Italy was already mentioned during the age of the Etruscans, as is shown by the manuscripts kept in some museums, especially in Umbria, Tuscany and Latium. These in fact were the regions where most Etruscan settlements are found, although they also populated Campania and some zones of what is now Emilia Romagna and Lombardy.
Then came the Romans who, starting from the 3rd century BC, unified the whole peninsular under their dominion (and then most of Europe).
The long Roman domination (from the 3rd century BC to the 5th century AD) has left an indelible mark in Italy with its roads, aqueducts, temples, monuments, towns and cities, bridges, theatres - all memories of a past that is remote and yet also very present, a past that can be seen in every part of the country. After the fall of the Roman Empire, Italy was invaded and dominated for centuries by foreign populations, especially in the southern regions. Thanks to the independent city states in the Centre and North such as Venice, Florence, Siena, Genoa, and Milan, Italy became a flourishing and civilised country of trade and the arts.

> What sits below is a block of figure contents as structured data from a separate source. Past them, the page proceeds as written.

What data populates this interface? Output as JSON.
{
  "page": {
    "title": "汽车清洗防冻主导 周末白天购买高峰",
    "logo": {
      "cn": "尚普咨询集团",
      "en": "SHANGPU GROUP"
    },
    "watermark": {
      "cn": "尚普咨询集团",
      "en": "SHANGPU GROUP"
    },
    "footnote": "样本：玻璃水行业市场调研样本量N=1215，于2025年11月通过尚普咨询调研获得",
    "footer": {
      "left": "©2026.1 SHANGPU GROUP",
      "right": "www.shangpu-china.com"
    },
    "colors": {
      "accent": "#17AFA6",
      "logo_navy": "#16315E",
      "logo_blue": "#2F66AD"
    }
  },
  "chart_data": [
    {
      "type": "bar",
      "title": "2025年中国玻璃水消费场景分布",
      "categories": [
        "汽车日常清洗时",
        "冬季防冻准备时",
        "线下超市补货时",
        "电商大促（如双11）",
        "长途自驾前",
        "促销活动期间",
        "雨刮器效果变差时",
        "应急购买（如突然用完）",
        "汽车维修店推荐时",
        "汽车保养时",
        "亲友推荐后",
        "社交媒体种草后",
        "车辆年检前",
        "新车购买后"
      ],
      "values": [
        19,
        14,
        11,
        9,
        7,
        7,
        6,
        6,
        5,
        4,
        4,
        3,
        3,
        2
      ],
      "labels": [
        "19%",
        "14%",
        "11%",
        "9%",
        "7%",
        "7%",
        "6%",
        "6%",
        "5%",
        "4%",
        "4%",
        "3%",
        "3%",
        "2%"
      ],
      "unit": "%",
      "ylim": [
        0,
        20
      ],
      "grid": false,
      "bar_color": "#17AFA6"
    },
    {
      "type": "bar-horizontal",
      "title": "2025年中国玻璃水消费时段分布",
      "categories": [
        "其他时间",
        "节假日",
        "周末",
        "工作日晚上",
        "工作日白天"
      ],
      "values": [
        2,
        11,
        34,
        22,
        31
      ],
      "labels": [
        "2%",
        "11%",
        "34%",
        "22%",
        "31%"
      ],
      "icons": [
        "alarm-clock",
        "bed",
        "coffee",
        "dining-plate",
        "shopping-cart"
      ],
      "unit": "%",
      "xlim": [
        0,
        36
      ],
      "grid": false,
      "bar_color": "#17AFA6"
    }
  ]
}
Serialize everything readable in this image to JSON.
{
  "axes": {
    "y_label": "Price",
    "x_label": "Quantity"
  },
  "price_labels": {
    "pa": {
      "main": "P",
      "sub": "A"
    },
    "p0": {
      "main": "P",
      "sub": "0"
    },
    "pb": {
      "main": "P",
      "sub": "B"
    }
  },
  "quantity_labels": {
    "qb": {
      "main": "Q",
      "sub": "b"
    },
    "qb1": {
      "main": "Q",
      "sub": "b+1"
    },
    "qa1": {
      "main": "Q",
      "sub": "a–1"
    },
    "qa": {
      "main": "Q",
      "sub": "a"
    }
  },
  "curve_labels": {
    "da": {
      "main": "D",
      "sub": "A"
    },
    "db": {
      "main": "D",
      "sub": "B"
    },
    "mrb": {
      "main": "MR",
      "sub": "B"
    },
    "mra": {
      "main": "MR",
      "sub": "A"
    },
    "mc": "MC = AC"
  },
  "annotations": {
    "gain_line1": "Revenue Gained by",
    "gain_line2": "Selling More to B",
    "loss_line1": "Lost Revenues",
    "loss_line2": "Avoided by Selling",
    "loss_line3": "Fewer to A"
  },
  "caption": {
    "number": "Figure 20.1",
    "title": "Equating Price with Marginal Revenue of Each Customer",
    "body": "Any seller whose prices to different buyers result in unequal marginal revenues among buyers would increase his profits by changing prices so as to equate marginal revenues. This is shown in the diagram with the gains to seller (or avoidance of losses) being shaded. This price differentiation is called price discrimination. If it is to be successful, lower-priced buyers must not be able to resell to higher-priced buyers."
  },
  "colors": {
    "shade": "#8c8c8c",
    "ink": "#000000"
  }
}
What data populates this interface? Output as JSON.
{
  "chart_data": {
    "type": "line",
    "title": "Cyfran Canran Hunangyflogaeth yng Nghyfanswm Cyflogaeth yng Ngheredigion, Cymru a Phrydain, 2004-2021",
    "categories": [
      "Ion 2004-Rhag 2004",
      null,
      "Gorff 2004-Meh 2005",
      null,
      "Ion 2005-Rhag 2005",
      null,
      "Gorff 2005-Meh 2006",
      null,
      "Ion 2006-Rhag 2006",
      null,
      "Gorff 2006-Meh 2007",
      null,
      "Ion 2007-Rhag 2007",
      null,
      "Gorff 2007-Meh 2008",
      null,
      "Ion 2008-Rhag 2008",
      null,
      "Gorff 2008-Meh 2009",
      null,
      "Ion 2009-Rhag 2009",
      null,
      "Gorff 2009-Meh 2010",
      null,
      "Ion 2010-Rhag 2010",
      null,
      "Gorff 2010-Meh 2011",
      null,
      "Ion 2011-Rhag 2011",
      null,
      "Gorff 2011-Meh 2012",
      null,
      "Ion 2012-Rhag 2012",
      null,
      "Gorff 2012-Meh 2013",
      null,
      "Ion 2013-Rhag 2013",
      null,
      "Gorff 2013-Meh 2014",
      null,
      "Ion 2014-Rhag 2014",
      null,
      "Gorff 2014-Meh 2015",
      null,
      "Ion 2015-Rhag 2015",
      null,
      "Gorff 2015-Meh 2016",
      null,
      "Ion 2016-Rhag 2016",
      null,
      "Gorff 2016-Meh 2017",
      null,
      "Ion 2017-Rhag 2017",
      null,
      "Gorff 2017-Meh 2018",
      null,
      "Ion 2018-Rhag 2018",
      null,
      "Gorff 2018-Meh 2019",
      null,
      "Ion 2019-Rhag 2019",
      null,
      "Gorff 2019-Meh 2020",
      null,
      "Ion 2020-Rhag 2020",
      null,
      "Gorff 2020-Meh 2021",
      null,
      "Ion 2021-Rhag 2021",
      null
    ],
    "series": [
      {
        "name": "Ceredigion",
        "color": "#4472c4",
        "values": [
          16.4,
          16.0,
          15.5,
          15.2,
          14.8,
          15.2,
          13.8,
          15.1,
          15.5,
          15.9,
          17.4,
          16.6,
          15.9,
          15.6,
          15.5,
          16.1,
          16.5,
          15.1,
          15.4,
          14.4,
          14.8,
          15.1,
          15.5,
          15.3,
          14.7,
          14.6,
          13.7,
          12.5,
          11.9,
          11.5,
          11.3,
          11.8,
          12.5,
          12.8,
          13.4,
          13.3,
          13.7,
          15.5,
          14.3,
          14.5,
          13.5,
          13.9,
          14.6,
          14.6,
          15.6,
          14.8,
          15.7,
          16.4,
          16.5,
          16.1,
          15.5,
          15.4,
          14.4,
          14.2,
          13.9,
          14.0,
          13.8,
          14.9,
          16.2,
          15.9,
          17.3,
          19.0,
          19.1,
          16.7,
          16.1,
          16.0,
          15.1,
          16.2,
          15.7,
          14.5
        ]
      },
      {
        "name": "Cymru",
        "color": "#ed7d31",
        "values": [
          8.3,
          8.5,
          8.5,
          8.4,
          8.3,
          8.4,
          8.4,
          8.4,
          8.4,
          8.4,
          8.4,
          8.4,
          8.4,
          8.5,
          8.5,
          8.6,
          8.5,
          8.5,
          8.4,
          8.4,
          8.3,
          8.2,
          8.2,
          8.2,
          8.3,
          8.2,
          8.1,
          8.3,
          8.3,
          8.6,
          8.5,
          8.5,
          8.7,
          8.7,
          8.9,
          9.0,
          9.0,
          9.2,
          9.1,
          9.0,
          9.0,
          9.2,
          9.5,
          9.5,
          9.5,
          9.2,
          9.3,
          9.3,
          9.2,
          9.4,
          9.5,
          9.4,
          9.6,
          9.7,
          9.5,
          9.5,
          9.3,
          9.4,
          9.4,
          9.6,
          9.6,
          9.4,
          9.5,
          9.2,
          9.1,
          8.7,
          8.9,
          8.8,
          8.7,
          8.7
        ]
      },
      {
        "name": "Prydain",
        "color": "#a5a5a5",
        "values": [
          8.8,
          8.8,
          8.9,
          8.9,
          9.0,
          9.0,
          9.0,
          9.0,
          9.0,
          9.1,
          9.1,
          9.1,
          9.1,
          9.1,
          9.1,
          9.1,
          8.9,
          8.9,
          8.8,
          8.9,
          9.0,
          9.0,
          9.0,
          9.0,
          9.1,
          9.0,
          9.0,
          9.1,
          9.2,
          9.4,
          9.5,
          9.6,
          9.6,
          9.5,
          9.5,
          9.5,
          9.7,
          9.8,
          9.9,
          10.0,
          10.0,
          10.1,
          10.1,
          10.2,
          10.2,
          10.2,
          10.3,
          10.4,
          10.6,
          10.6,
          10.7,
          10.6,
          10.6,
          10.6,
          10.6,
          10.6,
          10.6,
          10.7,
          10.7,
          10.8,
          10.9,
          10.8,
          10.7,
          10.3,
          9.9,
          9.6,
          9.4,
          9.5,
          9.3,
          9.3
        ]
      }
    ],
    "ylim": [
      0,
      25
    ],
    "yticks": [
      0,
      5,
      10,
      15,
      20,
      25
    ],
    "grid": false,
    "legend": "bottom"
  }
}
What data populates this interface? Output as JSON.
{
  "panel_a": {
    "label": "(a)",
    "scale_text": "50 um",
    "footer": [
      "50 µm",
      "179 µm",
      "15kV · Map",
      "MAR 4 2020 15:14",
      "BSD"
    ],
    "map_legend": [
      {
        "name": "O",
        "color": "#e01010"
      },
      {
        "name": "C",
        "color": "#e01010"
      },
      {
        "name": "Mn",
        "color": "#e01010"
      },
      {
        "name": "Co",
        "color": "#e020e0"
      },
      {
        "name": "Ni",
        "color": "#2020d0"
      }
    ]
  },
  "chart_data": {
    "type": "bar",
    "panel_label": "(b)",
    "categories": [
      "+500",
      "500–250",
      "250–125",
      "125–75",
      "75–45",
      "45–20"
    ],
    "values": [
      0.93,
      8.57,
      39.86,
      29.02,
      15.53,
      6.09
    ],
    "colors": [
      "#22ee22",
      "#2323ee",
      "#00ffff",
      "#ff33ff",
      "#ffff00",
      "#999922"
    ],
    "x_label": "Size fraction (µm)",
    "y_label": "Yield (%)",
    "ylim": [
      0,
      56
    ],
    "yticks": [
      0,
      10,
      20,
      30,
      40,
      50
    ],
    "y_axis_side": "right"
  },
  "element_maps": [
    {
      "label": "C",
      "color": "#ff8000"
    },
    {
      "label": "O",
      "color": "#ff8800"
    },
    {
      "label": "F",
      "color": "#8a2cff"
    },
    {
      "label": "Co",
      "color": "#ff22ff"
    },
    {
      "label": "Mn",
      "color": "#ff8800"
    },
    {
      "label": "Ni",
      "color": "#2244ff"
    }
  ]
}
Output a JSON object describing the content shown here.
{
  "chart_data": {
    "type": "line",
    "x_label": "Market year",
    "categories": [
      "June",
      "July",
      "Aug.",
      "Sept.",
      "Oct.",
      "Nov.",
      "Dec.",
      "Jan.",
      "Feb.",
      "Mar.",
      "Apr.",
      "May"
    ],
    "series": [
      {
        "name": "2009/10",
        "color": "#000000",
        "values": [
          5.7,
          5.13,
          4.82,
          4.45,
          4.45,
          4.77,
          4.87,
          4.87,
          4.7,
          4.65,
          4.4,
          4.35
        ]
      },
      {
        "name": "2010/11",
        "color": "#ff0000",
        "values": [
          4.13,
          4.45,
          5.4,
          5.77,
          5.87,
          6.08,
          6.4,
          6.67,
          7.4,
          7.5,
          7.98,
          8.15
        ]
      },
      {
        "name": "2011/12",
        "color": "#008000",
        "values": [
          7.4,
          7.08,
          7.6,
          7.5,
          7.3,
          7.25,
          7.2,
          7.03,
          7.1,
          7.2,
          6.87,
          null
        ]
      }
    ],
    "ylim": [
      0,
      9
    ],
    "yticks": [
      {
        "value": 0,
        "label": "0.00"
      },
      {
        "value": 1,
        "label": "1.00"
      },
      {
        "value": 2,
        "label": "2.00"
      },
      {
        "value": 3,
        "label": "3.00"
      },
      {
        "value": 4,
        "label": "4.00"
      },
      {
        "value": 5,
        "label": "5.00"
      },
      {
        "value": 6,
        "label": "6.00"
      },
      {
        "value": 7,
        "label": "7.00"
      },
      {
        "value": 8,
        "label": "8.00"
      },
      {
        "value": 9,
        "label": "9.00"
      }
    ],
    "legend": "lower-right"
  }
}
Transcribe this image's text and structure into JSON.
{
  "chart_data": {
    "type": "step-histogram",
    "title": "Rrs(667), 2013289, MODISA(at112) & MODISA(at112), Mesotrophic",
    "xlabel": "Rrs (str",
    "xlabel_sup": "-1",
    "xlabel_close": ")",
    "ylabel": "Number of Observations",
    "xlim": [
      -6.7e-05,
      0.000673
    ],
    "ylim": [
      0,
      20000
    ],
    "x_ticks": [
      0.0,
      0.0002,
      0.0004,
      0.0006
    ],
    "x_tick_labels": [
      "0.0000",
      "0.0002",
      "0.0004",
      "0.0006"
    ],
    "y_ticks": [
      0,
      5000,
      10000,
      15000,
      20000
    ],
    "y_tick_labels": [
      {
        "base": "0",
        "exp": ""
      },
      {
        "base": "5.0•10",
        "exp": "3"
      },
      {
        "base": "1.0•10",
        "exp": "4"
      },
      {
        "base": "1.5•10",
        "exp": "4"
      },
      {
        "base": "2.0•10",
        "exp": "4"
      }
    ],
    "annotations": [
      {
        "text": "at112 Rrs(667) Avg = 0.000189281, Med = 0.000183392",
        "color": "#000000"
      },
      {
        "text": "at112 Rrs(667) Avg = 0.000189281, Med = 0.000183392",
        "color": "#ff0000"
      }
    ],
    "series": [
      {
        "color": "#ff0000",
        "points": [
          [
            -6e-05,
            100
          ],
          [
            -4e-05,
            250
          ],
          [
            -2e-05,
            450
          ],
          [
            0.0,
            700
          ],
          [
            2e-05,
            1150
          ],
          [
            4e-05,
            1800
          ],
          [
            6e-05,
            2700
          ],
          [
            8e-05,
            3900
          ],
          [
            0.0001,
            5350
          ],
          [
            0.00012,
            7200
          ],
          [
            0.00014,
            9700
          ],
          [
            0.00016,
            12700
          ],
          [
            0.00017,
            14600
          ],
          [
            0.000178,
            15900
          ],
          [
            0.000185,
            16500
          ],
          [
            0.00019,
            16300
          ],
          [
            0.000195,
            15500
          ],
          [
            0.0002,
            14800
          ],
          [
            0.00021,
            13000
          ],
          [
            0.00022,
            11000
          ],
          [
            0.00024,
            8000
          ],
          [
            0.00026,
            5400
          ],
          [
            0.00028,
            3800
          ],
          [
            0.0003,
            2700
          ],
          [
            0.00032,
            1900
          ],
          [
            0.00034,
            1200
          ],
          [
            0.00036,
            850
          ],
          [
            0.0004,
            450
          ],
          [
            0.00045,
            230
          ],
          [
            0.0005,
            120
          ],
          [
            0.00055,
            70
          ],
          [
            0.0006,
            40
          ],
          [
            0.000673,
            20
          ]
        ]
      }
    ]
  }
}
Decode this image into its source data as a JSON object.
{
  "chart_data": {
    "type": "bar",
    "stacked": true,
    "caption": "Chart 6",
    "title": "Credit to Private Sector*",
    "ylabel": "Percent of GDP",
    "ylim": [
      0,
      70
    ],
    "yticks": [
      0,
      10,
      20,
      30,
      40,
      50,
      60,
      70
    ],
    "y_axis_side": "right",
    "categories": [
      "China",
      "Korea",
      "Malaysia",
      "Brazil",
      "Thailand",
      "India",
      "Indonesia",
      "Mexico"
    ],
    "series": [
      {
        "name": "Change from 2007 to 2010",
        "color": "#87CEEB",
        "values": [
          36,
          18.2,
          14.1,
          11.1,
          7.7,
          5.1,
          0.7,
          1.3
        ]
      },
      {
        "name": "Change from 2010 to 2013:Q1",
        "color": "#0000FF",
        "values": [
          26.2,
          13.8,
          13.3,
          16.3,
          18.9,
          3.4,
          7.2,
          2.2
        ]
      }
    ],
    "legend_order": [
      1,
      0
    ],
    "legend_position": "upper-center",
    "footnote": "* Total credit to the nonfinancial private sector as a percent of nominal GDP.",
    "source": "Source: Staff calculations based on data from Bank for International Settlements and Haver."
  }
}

Later however, the small independent states could not hold out against the invasions of the great states of Spain and Austria. Only the small kingdom of Piedmont remained independent and after Napoleon's forced occupation it became the lead power behind il Risorgimento, the great movement that led to the unification of Italy in 1870 under the Royal House of Savoia. After the Second World War, in 1946 a popular referendum abolished the monarchy and proclaimed Italy a Republic.

In Italy visitors can find several ways to spend their free time: sports, hobbies, relaxing, cultural events, concerts, theatres, festivals (also food festivals especially in central Italy, called "Sagra"). Also, sitting in a bar and enjoying a cappuccino or a glass of good wine, an Espresso coffee, or wandering around the beautiful towns visiting their churches, palaces, monuments, castles, archaeological sites, museums, galleries, squares and streets.

Specialties all over the country are: spaghetti, pizza, tomatoes, olive oil, espresso coffee and cappuccino! Freshness is the most important term in all Italy's table specialities, which is always present in risotto, mozzarella cheese, porchetta, pesto, steaks, lasagna, etc.

Nice and typical restaurants, osterie, wine bars and trattorie are everywhere ! And the best way to find them is asking native people around.

To complete your Italian style "virtual tour" you need to try a good wine. the whites to go with white meats, the reds for red meats. Then there are the rosés, the sparkling wines, the fortified wines, the liqueurs and the grappas: something to go with every stage of your meal, from an aperitivo at the beginning to a refreshing lemon or strawberry sorbet to end a perfect evening.